Research firm Deloitte used government weather data in its report, "The Potential for Flood Insurance Privatization in the United States." The study, which analyzed the risk of covering Americans for floods, shows whether or not insurers should pursue the flood insurance market. The data and analytics in the report, which show the positives and negatives of flood coverage, allow insurers to make their own decisions when it comes to providing premiums. Deloitte came up with its findings through information from FEMA, public sources and private insurers.

Weather Analytics, a firm that offers weather data to insurance agencies, also takes government and insurance data into account, according to Emmett Soldati, director of marketing at the company. They collect historical data that goes back 34 years, as well as claims verification information from the companies themselves. By looking at the claims, they can determine what kind of damage was caused by weather and double check that the historical data is accurate.

Using data to make coverage decisions

Typically, insurance companies aren't going to provide premiums when there is too much risk involved. But by looking closely at the effects of weather, they can better identify what areas carry more risk than others.
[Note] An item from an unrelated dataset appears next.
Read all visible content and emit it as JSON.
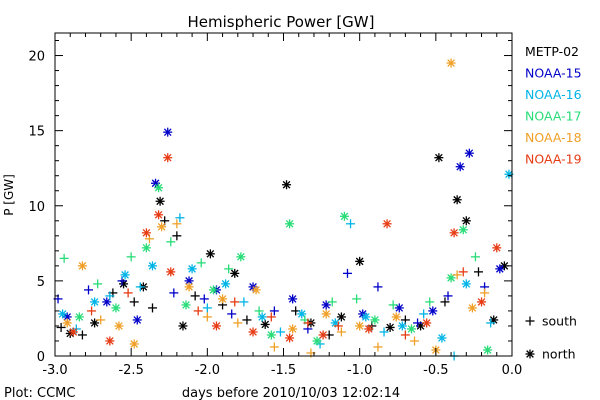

The Deloitte report, for example, found that over the course of its history, the National Flood Insurance Program, which covers people affected by flooding, has "collected more in premiums than it paid out it claims." However, certain storms, like Hurricanes Sandy and Katrina, resulted in losses for the public insurance program.

This means that flood insurance could be profitable for private insurers as well. But, right now, Deloitte shows that there are not enough incentives in place and recommends that private companies wait for change. At this point, government regulations don't allow insurers "the freedom to charge adequate, risk-based premiums."

When it comes to offering wind damage coverage, insurance agencies may be in luck, however. On Cape Cod, winds can gust to over 40 miles per hour. In the past, covering homes there was a huge risk for private insurance companies because they didn't have the proper research to determine otherwise. Instead, the government and public insurance companies stepped in, offering premiums to residents that lived there.

When Weather Analytics examined wind in the area, they found that those high wind gusts affected homes primarily along the Cape Cod coast. When they went a little further inland, they discovered that those homes were not susceptible to the high winds. Therefore, coverage could be provided.

"When you look at the Cape as a whole through the data that the government provides, you don't capture the granularity," says Soldati. "We are able to run reports and say these homes inland have lower risk exposure and they're valuable."

Thanks to Weather Analytics' data, insurance companies utilizing their services were able to drum up business and offer residents premiums, therefore increasing their bottom line.

Pollard says, "Our primary goal is to work with insurance companies to ensure their policyholders, and society in general, have the necessary data and tools to persevere through some challenging events."

Kylie Jane Wakefield is a Los Angeles based freelance writer whose work has been featured in Los Angeles Downtown News, Time Out New York, The Jewish Journal of Greater Los Angeles, LegalZoom, and Baltimore CityPaper.